X-ray and Raman characterization of AlSb/GaSb strained layer superlattices and quasiperiodic Fibonacci lattices

Abstract

Double-crystal rocking curves of samples grown on (001)-oriented GaSb substrates by molecular-beam epitaxy have been analyzed by fitting computer simulations to data for the symmetric (004) and (002) reflections and for asymmetric (115) reflections. Rocking curves revealed a multiplicity of superlattice diffraction peaks. Dynamical diffraction theory using Abeles matrix method [D. W. Berreman, Phys. Rev. B 14, 4313 (1976)] was applied for the symmetrical reflections. We compare our results to standard kinematical simulations, and we find that there are significant differences. For the asymmetric reflections a new dynamical computer simulation code [D. W. Berreman and A. T. Macrander, Phys.
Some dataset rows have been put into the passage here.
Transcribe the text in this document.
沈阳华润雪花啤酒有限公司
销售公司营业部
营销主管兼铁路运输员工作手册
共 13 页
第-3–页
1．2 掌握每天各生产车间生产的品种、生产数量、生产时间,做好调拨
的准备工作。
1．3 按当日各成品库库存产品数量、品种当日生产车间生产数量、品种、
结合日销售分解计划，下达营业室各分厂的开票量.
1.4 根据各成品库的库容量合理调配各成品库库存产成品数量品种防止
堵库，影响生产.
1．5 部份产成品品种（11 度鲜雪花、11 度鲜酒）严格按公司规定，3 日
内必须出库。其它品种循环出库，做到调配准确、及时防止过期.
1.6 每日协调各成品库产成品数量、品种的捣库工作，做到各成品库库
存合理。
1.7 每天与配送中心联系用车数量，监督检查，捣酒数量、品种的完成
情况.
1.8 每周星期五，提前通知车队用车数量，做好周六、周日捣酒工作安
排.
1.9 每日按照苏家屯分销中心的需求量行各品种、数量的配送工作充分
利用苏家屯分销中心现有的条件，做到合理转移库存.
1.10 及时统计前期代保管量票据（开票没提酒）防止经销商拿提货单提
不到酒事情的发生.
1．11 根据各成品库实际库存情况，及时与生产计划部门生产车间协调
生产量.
Rev. B 37, 6030 (1988)] involving an 8×8 matrix solution of Maxwell’s equations was used. Lattice incoherency was determined from measurements of the in-plane mismatch. Dramatic diffraction peak broadening was observed for incoherent superlattices, and this broadening was attributed to a mosaic structure formed by misfit dislocations. Peak broadening was used to infer both a growth direction as well as an in-plane coherence length. The in-plane coherence length was found to be somewhat less than the mean distance between misfit dislocation lines. Mosaic broadening of diffraction peaks of a quasiperiodic lattice was found to be qualitatively similar to that observed for the periodic superlattices. Raman measurements of zone-folded acoustic phonon spectra yielded superlattice periods that agreed with the x-ray measurements within a few percent. Analysis of Raman peak intensities to yield individual layer widths was not found to be quantitative within the confines of current analytic models.